In contrast to other variants, Omicron is associated with a higher reinfection rate [68]. This could be explained by the significant decline in the ability of NAbs to neutralize Omicron. As we found in this study, regardless of gender or disease severity, the levels of NAbs to the Wuhan strain are significantly higher than those to the Omicron variant, as described by Khoury and colleagues [30]. Recent studies also reported that SARS-CoV-2 variants can significantly reduce the neutralizing activity of the NAbs directed to the RBD (receptor-binding domain) located in the S protein [69,70]. It is worthwhile to highlight that although the PRNT assay may suggest a lower level of neutralizing antibodies to newly emerging variations, this does not necessarily translate into an increased risk of severe clinical illness as the immune response is broader than only that of the neutralizing antibodies.
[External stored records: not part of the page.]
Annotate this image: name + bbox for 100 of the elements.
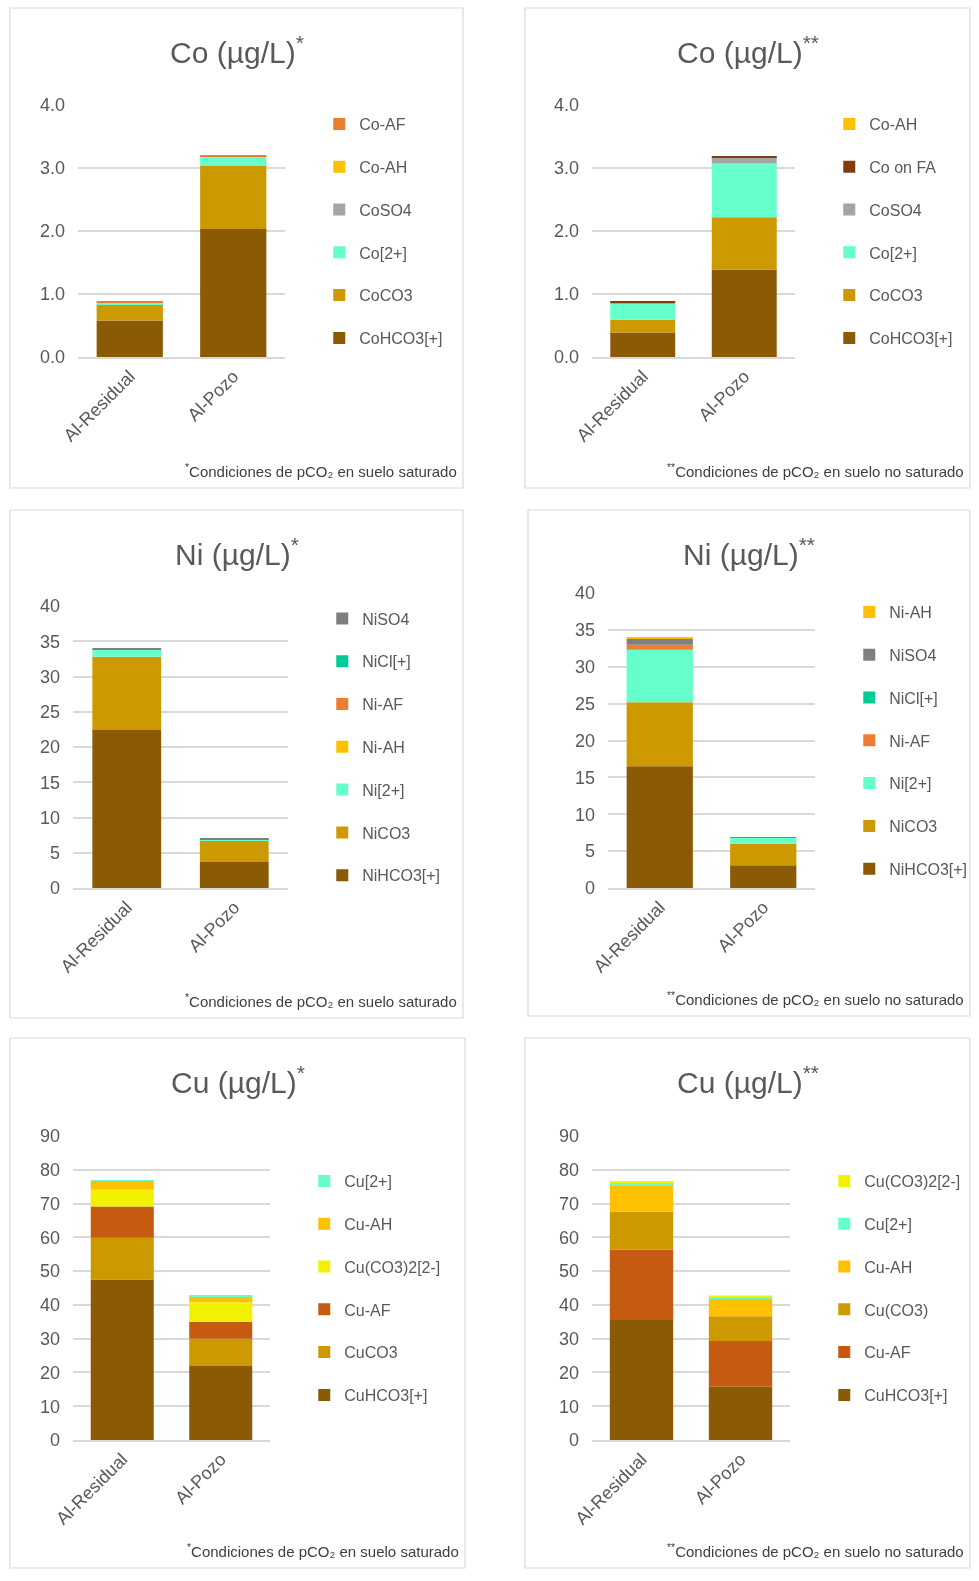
bar xyxy=(708,1341,773,1387)
chart-title: Ni (µg/L)$^{**}$ xyxy=(683,533,815,571)
bar xyxy=(609,1211,674,1250)
bar xyxy=(92,649,162,657)
bar xyxy=(610,303,676,320)
y-tick-label: 0.0 xyxy=(553,347,579,368)
bar xyxy=(189,1338,253,1367)
bar xyxy=(199,840,269,862)
y-tick-label: 40 xyxy=(574,583,595,604)
y-tick-label: 15 xyxy=(39,772,60,793)
legend-label: Ni-AF xyxy=(362,696,404,714)
text: $^{**}$Condiciones de pCO₂ en suelo no saturado xyxy=(667,1541,964,1561)
legend-label: Cu-AH xyxy=(344,1215,393,1233)
y-tick-label: 40 xyxy=(39,1295,60,1316)
bar xyxy=(708,1298,773,1317)
legend-label: Cu-AF xyxy=(344,1301,391,1319)
text: $^{**}$Condiciones de pCO₂ en suelo no saturado xyxy=(667,989,964,1009)
y-tick-label: 30 xyxy=(574,657,595,678)
y-tick-label: 80 xyxy=(39,1160,60,1181)
legend-label: Co on FA xyxy=(869,158,937,176)
bar xyxy=(609,1320,674,1440)
legend-label: Ni-AH xyxy=(362,739,405,757)
y-tick-label: 60 xyxy=(558,1227,579,1248)
text: $^{*}$Condiciones de pCO₂ en suelo saturado xyxy=(187,1541,459,1561)
bar xyxy=(708,1316,773,1342)
chart-title: Cu (µg/L)$^{**}$ xyxy=(677,1061,820,1099)
y-tick-label: 90 xyxy=(558,1126,579,1147)
y-tick-label: 0 xyxy=(49,878,60,899)
y-tick-label: 40 xyxy=(558,1295,579,1316)
legend-label: Cu(CO3)2[2-] xyxy=(344,1258,441,1276)
y-tick-label: 1.0 xyxy=(553,284,579,305)
bar xyxy=(730,843,797,866)
y-tick-label: 50 xyxy=(39,1261,60,1282)
chart-title: Co (µg/L)$^{*}$ xyxy=(170,31,304,69)
legend-label: Co[2+] xyxy=(359,244,407,262)
legend-label: Ni[2+] xyxy=(362,781,405,799)
bar xyxy=(200,156,267,166)
legend-label: Cu-AF xyxy=(864,1344,911,1362)
bar xyxy=(626,644,693,650)
bar xyxy=(609,1185,674,1212)
bar xyxy=(730,837,797,844)
bar xyxy=(200,229,267,357)
legend-label: Ni-AH xyxy=(889,604,932,622)
legend-label: CoHCO3[+] xyxy=(869,330,953,348)
bar xyxy=(626,702,693,767)
y-tick-label: 70 xyxy=(558,1193,579,1214)
y-tick-label: 3.0 xyxy=(553,158,579,179)
y-tick-label: 20 xyxy=(558,1362,579,1383)
y-tick-label: 0 xyxy=(584,878,595,899)
bar xyxy=(90,1206,154,1238)
bar xyxy=(610,332,676,357)
bar xyxy=(90,1237,154,1280)
bar xyxy=(626,638,693,645)
y-tick-label: 0.0 xyxy=(39,347,65,368)
y-tick-label: 80 xyxy=(558,1160,579,1181)
bar xyxy=(199,861,269,888)
bar xyxy=(711,157,777,164)
legend-label: NiCl[+] xyxy=(362,653,411,671)
text: $^{**}$Condiciones de pCO₂ en suelo no saturado xyxy=(667,461,964,481)
y-tick-label: 40 xyxy=(39,596,60,617)
bar xyxy=(730,865,797,888)
y-tick-label: 25 xyxy=(574,693,595,714)
text: $^{*}$Condiciones de pCO₂ en suelo saturado xyxy=(185,991,457,1011)
chart-title: Ni (µg/L)$^{*}$ xyxy=(175,533,299,571)
chart-title: Co (µg/L)$^{**}$ xyxy=(677,31,820,69)
y-tick-label: 4.0 xyxy=(553,95,579,116)
y-tick-label: 30 xyxy=(558,1328,579,1349)
legend-label: Ni-AF xyxy=(889,732,931,750)
y-tick-label: 30 xyxy=(39,1328,60,1349)
legend-label: Cu-AH xyxy=(864,1258,913,1276)
y-tick-label: 4.0 xyxy=(39,95,65,116)
bar xyxy=(92,730,162,888)
y-tick-label: 30 xyxy=(39,666,60,687)
legend-label: CuHCO3[+] xyxy=(344,1387,428,1405)
legend-label: Cu[2+] xyxy=(864,1215,912,1233)
bar xyxy=(610,319,676,333)
chart-title: Cu (µg/L)$^{*}$ xyxy=(171,1061,305,1099)
legend-label: Co-AH xyxy=(359,158,408,176)
y-tick-label: 3.0 xyxy=(39,158,65,179)
y-tick-label: 5 xyxy=(49,843,60,864)
legend-label: Co[2+] xyxy=(869,244,917,262)
legend-label: NiCO3 xyxy=(889,818,938,836)
legend-label: Cu(CO3) xyxy=(864,1301,929,1319)
legend-label: CoHCO3[+] xyxy=(359,330,443,348)
legend-label: CoCO3 xyxy=(359,287,413,305)
y-tick-label: 5 xyxy=(584,841,595,862)
y-tick-label: 20 xyxy=(39,1362,60,1383)
y-tick-label: 25 xyxy=(39,702,60,723)
legend-label: Co-AH xyxy=(869,116,918,134)
bar xyxy=(626,649,693,703)
bar xyxy=(90,1180,154,1190)
legend-label: CuCO3 xyxy=(344,1344,398,1362)
legend-label: Co-AF xyxy=(359,116,406,134)
bar xyxy=(626,766,693,888)
legend-label: CoCO3 xyxy=(869,287,923,305)
bar xyxy=(609,1249,674,1321)
bar xyxy=(189,1366,253,1440)
y-tick-label: 10 xyxy=(39,807,60,828)
legend-label: NiCO3 xyxy=(362,824,411,842)
bar xyxy=(92,656,162,731)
The PRNT validation and the establishment of a serum panel for assay monitoring must be successfully finished for a PRNT assay to produce accurate and trustworthy data, which is essential in epidemiology and immunization investigations, as well as to ensure test repeatability over time.
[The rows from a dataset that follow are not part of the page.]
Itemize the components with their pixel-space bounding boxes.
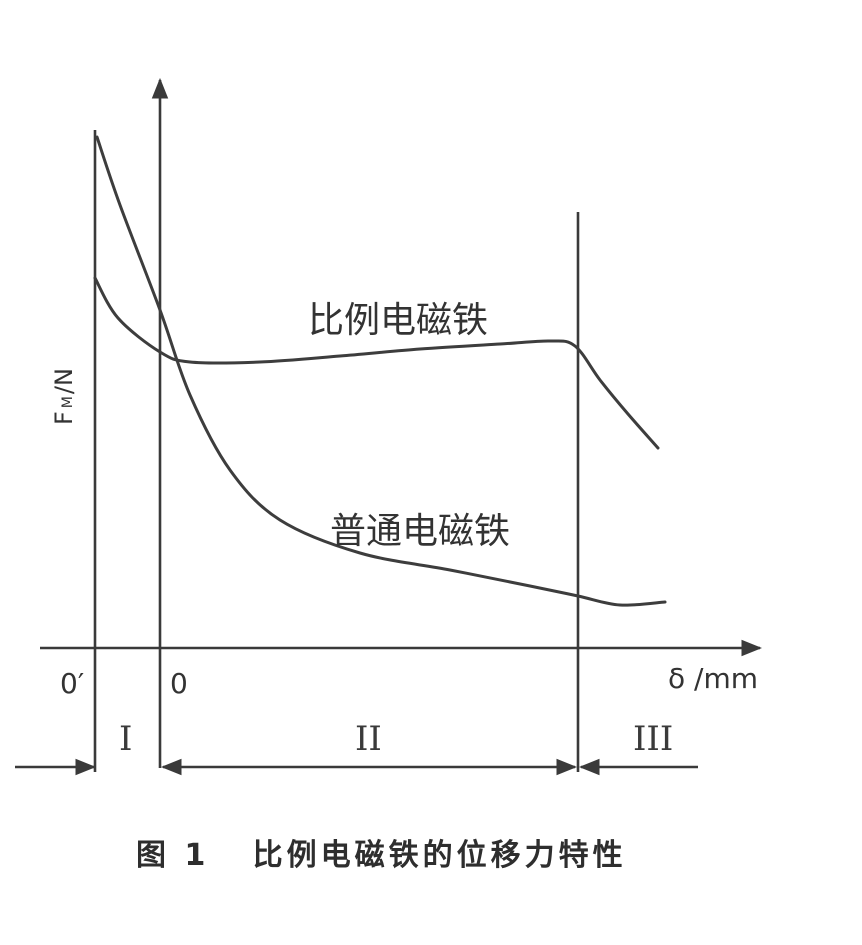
y-axis-label-unit: /N: [50, 368, 78, 394]
series-label-ordinary: 普通电磁铁: [330, 511, 510, 552]
origin-prime-label: 0′: [60, 667, 84, 700]
series-label-proportional: 比例电磁铁: [308, 300, 488, 341]
y-axis-label-main: F: [50, 411, 78, 425]
region-label-II: II: [355, 719, 382, 759]
figure-caption: 图 1 比例电磁铁的位移力特性: [136, 838, 627, 873]
origin-label: 0: [170, 667, 188, 700]
y-axis-label-sub: M: [60, 396, 76, 408]
x-axis-label: δ /mm: [668, 662, 758, 695]
region-label-I: I: [119, 719, 132, 759]
region-label-III: III: [633, 719, 673, 759]
series-line-proportional: [93, 276, 660, 450]
y-axis-label: FM/N: [50, 368, 78, 425]
series-line-ordinary: [95, 135, 667, 607]
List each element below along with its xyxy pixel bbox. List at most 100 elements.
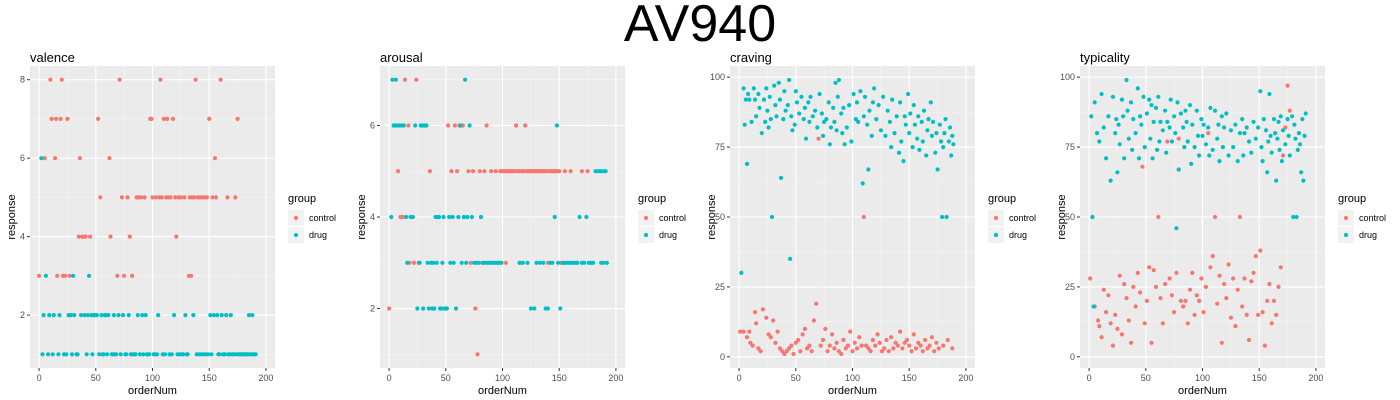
data-point-drug bbox=[465, 214, 470, 220]
data-point-control bbox=[76, 234, 81, 239]
data-point-control bbox=[875, 332, 880, 337]
data-point-drug bbox=[1291, 214, 1296, 220]
y-axis-title: response bbox=[706, 194, 718, 239]
data-point-drug bbox=[1228, 128, 1233, 133]
data-point-drug bbox=[413, 123, 418, 128]
data-point-drug bbox=[169, 352, 174, 357]
panel-craving: craving 0 50 100 150 200 0 25 50 75 100 orderNum res… bbox=[700, 0, 1050, 400]
data-point-control bbox=[923, 337, 928, 343]
data-point-drug bbox=[601, 260, 606, 265]
data-point-drug bbox=[520, 260, 525, 265]
data-point-drug bbox=[228, 313, 233, 318]
data-point-control bbox=[1246, 337, 1252, 343]
data-point-drug bbox=[1244, 125, 1249, 130]
data-point-drug bbox=[944, 214, 949, 220]
data-point-control bbox=[1278, 265, 1283, 270]
data-point-control bbox=[758, 349, 763, 354]
data-point-drug bbox=[1251, 119, 1256, 124]
data-point-drug bbox=[1265, 170, 1270, 175]
data-point-drug bbox=[920, 139, 925, 144]
data-point-control bbox=[818, 343, 823, 348]
data-point-control bbox=[850, 349, 855, 354]
data-point-control bbox=[1115, 326, 1120, 331]
series-drug bbox=[739, 77, 956, 275]
data-point-drug bbox=[1210, 147, 1215, 152]
data-point-drug bbox=[906, 91, 911, 97]
x-tick-label: 100 bbox=[845, 373, 860, 383]
data-point-drug bbox=[866, 167, 871, 172]
data-point-drug bbox=[1151, 119, 1156, 124]
data-point-control bbox=[796, 337, 801, 343]
data-point-drug bbox=[1174, 226, 1179, 231]
data-point-drug bbox=[1220, 145, 1225, 150]
data-point-drug bbox=[1197, 153, 1202, 158]
data-point-drug bbox=[761, 97, 767, 102]
data-point-drug bbox=[911, 103, 916, 108]
data-point-drug bbox=[768, 117, 773, 122]
data-point-drug bbox=[116, 313, 121, 318]
y-tick-label: 8 bbox=[20, 75, 25, 85]
data-point-drug bbox=[917, 147, 922, 152]
data-point-drug bbox=[908, 111, 913, 116]
data-point-control bbox=[402, 77, 408, 82]
data-point-control bbox=[1108, 321, 1113, 326]
data-point-drug bbox=[1115, 170, 1120, 175]
data-point-control bbox=[861, 214, 866, 220]
data-point-control bbox=[159, 195, 164, 200]
data-point-drug bbox=[86, 273, 92, 278]
data-point-control bbox=[877, 340, 882, 345]
legend-key-drug bbox=[993, 232, 999, 238]
data-point-drug bbox=[124, 352, 129, 357]
data-point-drug bbox=[246, 313, 251, 318]
data-point-control bbox=[1178, 298, 1183, 303]
x-tick-label: 50 bbox=[1141, 373, 1151, 383]
data-point-control bbox=[1199, 276, 1204, 281]
data-point-drug bbox=[525, 260, 530, 265]
data-point-control bbox=[55, 273, 60, 278]
data-point-control bbox=[1206, 131, 1211, 136]
data-point-control bbox=[1099, 335, 1104, 340]
data-point-control bbox=[754, 321, 759, 326]
data-point-drug bbox=[1147, 97, 1152, 102]
data-point-control bbox=[834, 340, 839, 345]
legend-label-control: control bbox=[1359, 213, 1386, 223]
data-point-drug bbox=[469, 214, 474, 220]
data-point-drug bbox=[799, 94, 804, 99]
data-point-control bbox=[192, 195, 197, 200]
data-point-drug bbox=[1219, 114, 1224, 119]
data-point-drug bbox=[436, 214, 442, 220]
data-point-drug bbox=[739, 270, 744, 275]
data-point-control bbox=[889, 335, 894, 340]
data-point-control bbox=[1244, 312, 1249, 317]
data-point-drug bbox=[120, 313, 126, 318]
data-point-control bbox=[125, 195, 130, 200]
data-point-drug bbox=[434, 260, 439, 265]
data-point-control bbox=[898, 329, 903, 334]
data-point-control bbox=[161, 116, 166, 121]
data-point-drug bbox=[899, 139, 904, 144]
data-point-drug bbox=[841, 105, 846, 110]
data-point-drug bbox=[105, 352, 110, 357]
data-point-drug bbox=[528, 306, 533, 311]
data-point-drug bbox=[39, 156, 44, 161]
data-point-control bbox=[58, 116, 63, 121]
data-point-control bbox=[1271, 298, 1277, 303]
data-point-drug bbox=[463, 77, 468, 82]
data-point-drug bbox=[916, 114, 921, 119]
data-point-control bbox=[852, 340, 857, 345]
legend-title: group bbox=[1338, 193, 1366, 205]
data-point-control bbox=[895, 343, 900, 348]
legend-key-control bbox=[293, 215, 299, 221]
data-point-control bbox=[800, 332, 805, 337]
data-point-drug bbox=[1157, 139, 1162, 144]
data-point-drug bbox=[808, 94, 813, 99]
data-point-drug bbox=[774, 114, 779, 119]
data-point-drug bbox=[820, 133, 826, 138]
data-point-drug bbox=[925, 128, 930, 133]
data-point-drug bbox=[856, 119, 861, 124]
data-point-control bbox=[153, 195, 158, 200]
data-point-drug bbox=[591, 260, 596, 265]
data-point-control bbox=[1149, 340, 1154, 345]
x-tick-label: 0 bbox=[1087, 373, 1092, 383]
data-point-drug bbox=[921, 108, 927, 113]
The lack of a cohort of individuals tracked from the moment of collection before immunization through the second or third dose of vaccine to follow the unique humoral response and the limited number of participants with severe symptoms are the study’s limitations. Another point that could have been included was at least one more respiratory virus tested in specificity assays.

In conclusion, the present study provides significant improvements in the PRNT assay for NAb detection through the optimal seeded cell concentration, viral input, and overlayer concentration, providing a reliable serological test for evaluating NAbs. Furthermore, our work determined the cut-off point to be just above (>14) instead of using the first dilution to determine the negative samples, increasing the reliability of the PRNT assay, according to the ROC curve. The validated PRNT assay detected different levels of neutralizing antibodies, which is relevant for identifying a range of neutralizing antibody titers from low to medium and high levels. In most individuals, SARS-CoV-2 infection or vaccination elicits robust neutralizing antibody titers, and in vaccinated individuals, NAb levels increased more than three-fold. As SARS-CoV-2 infection remains a worldwide problem, together with mass vaccination of the population, it is important to have a gold partner test, as described here (PRNT-SARS-CoV-2), to measure the specific Nab titer, used as a reference to other methods of antibody quantification to help fill some gaps related to epidemiological perspectives of surveillance policies. Therefore, the quantity of specific and functional humoral immune responses to SARS-CoV-2 is crucial to make decisions in public policies, ensuring the monitoring and orientation of the duration of the vaccine response and evaluating future vaccine candidates for COVID-19 control.